Understanding the etiology of the pain and the pathophysiology related to it is really important when it comes to treating the pain effectively.

If a physician orders opiates for neurogenic pain when there are no contraindications to antidepressants, anticonvulsants, and topicals, I think it's completely reasonable to question that. How effectively is this person's pain being addressed? What are the ethical implications for the nurse who keeps her/his patient snowed on Dilaudid all day "because the doctor ordered it" and the patient wanted it, and oh heck, it's just easier to give it?

According to the ANA, "Nursing is the protection, promotion, and optimization of health and abilities, prevention of illness and injury, alleviation of suffering through the diagnosis and treatment of human response, and advocacy in the care of individuals, families, communities, and populations."

It seems to me that advocating for safe, effective pain control falls well within that definition.

Even with pain, the nursing process needs to be followed, and if something doesn't add up, the nurse has a duty as a patient advocate to ask questions.

If it turns out that the patient is addicted to opiates and has no intention of changing that, then giving the opiates to prevent withdrawals falls within alleviating suffering, and the nurse should do so without bias since addiction is a health issue and not a moral one, in my opinion. Giving the opiate would be harm reduction, since the potential for greater harm exists by withholding the drug.

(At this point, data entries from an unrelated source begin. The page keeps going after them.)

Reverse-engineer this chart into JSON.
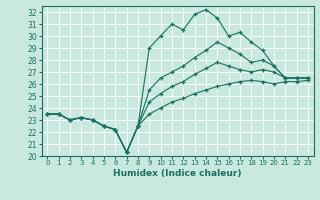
{
  "xlabel": "Humidex (Indice chaleur)",
  "bg_color": "#c8e8e0",
  "grid_color": "#ffffff",
  "line_color": "#1a7060",
  "xlim": [
    -0.5,
    23.5
  ],
  "ylim": [
    20,
    32.5
  ],
  "yticks": [
    20,
    21,
    22,
    23,
    24,
    25,
    26,
    27,
    28,
    29,
    30,
    31,
    32
  ],
  "xticks": [
    0,
    1,
    2,
    3,
    4,
    5,
    6,
    7,
    8,
    9,
    10,
    11,
    12,
    13,
    14,
    15,
    16,
    17,
    18,
    19,
    20,
    21,
    22,
    23
  ],
  "line_max": [
    23.5,
    23.5,
    23.0,
    23.2,
    23.0,
    22.5,
    22.2,
    20.3,
    22.5,
    29.0,
    30.0,
    31.0,
    30.5,
    31.8,
    32.2,
    31.5,
    30.0,
    30.3,
    29.5,
    28.8,
    27.5,
    26.5,
    26.5,
    26.5
  ],
  "line_p75": [
    23.5,
    23.5,
    23.0,
    23.2,
    23.0,
    22.5,
    22.2,
    20.3,
    22.5,
    25.5,
    26.5,
    27.0,
    27.5,
    28.2,
    28.8,
    29.5,
    29.0,
    28.5,
    27.8,
    28.0,
    27.5,
    26.5,
    26.5,
    26.5
  ],
  "line_med": [
    23.5,
    23.5,
    23.0,
    23.2,
    23.0,
    22.5,
    22.2,
    20.3,
    22.5,
    24.5,
    25.2,
    25.8,
    26.2,
    26.8,
    27.3,
    27.8,
    27.5,
    27.2,
    27.0,
    27.2,
    27.0,
    26.5,
    26.5,
    26.5
  ],
  "line_min": [
    23.5,
    23.5,
    23.0,
    23.2,
    23.0,
    22.5,
    22.2,
    20.3,
    22.5,
    23.5,
    24.0,
    24.5,
    24.8,
    25.2,
    25.5,
    25.8,
    26.0,
    26.2,
    26.3,
    26.2,
    26.0,
    26.2,
    26.2,
    26.3
  ]
}
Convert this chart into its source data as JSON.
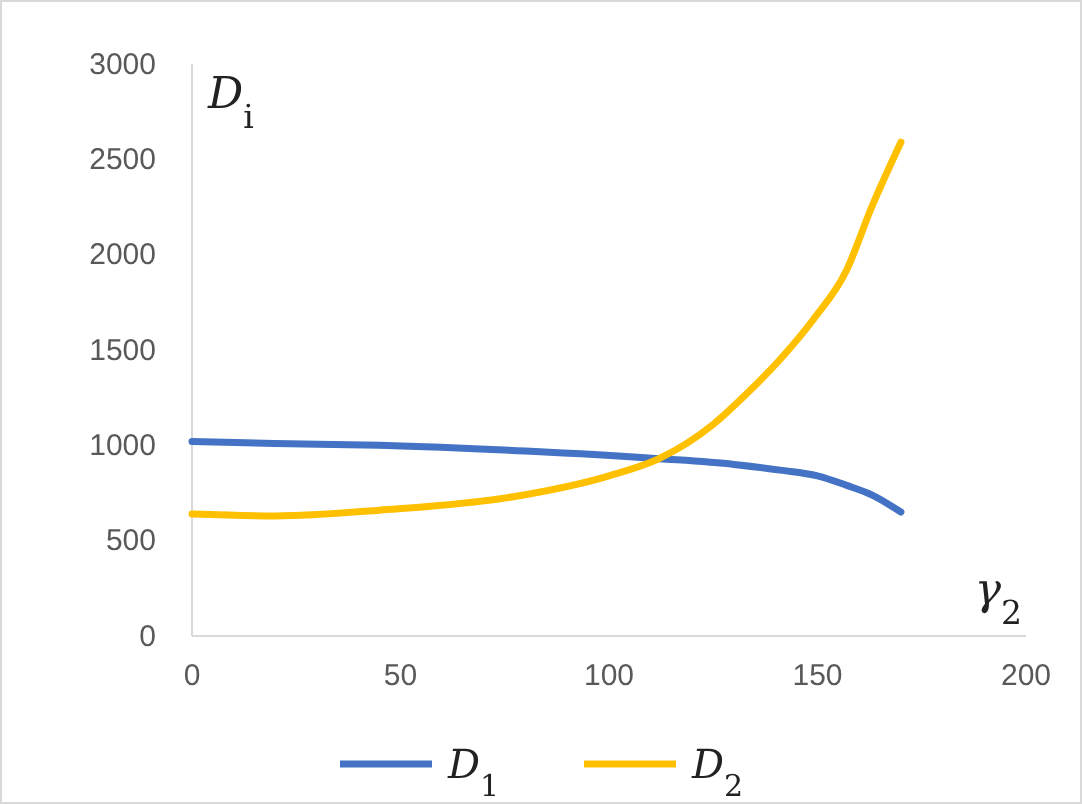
{
  "chart_data": {
    "type": "line",
    "xlabel": "γ$_{2}$",
    "ylabel": "D$_{i}$",
    "xlim": [
      0,
      200
    ],
    "ylim": [
      0,
      3000
    ],
    "xticks": [
      0,
      50,
      100,
      150,
      200
    ],
    "yticks": [
      0,
      500,
      1000,
      1500,
      2000,
      2500,
      3000
    ],
    "grid": false,
    "legend": "bottom",
    "marker": "none",
    "line_style": "solid",
    "series": [
      {
        "name": "D$_{1}$",
        "color": "#4472c4",
        "x": [
          0,
          20,
          45,
          80,
          112,
          130,
          141,
          150,
          157,
          163,
          170
        ],
        "values": [
          1020,
          1010,
          1000,
          970,
          930,
          900,
          870,
          840,
          790,
          740,
          650
        ]
      },
      {
        "name": "D$_{2}$",
        "color": "#ffc000",
        "x": [
          0,
          20,
          45,
          77,
          100,
          112,
          125,
          133,
          141,
          149,
          157,
          163,
          170
        ],
        "values": [
          640,
          630,
          660,
          730,
          840,
          930,
          1110,
          1270,
          1450,
          1660,
          1920,
          2250,
          2590
        ]
      }
    ]
  }
}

However, I don't think it's helpful at all to turn a blind eye to the public health problem of opiate addiction, and be forbidden by social mores from ever even questioning a report of pain as a possible ploy to obtain opiates. Drug seeking does happen, and preventing health care providers from being able to even utter the words puts a restriction on how holistically we're able to treat people. That being said, I want to reiterate that I see opiate addiction as a public health issue, not a moral one, and that's how I think it should be framed within the health care community.

Specializes in Hem/Onc/BMT.
I have been "lurking" out here for quite awhile, but felt compelled to share my personal experience on frequent fliers who use a lot of IV narc's. This pt. repeatedly admitted for abd pain, had every workup known to modern medicine, including exp. surgery. No source of pain could ever be found. Always prescribed Dilaudid 2mg Q2 hr. IVP, then begging & screaming for it early. As Nurses we always dreaded her arrival, knowing we weren't helping her. She was non-compliant & would "sneak off" the unit after getting her Dilaudid, go outside & smoke until time for the next dose. We were told to document everytime she did that & we faithfully did so. The MD refused to listen to our concerns & angrily (!) told myself & another Charge RN to "just give it to her". In 10 months time, she was admitted 16 times. The last admit, she was found dead in a visitors bathroom, off the main lobby, about 45 min. after her last dose of IV Dilaudid. Her toxicology report was + for opoids, diazepenes & THC, & an old pill bottle with lots of different pills in it was found in her personal belongings. I was off duty when this happened, but the family is now engaged in litigation against the hospital & the MD.

If the hospital is guilty of anything, I think it should be the failure of getting her the help for her psychological/social/addiction issues, not because of giving her the med she stated she needed.

I think we often get so focused on dealing with physical ailments that other aspects of illness that addicts may have, end up getting ignored. They might not appear sick and have nasty attitude but they also need help.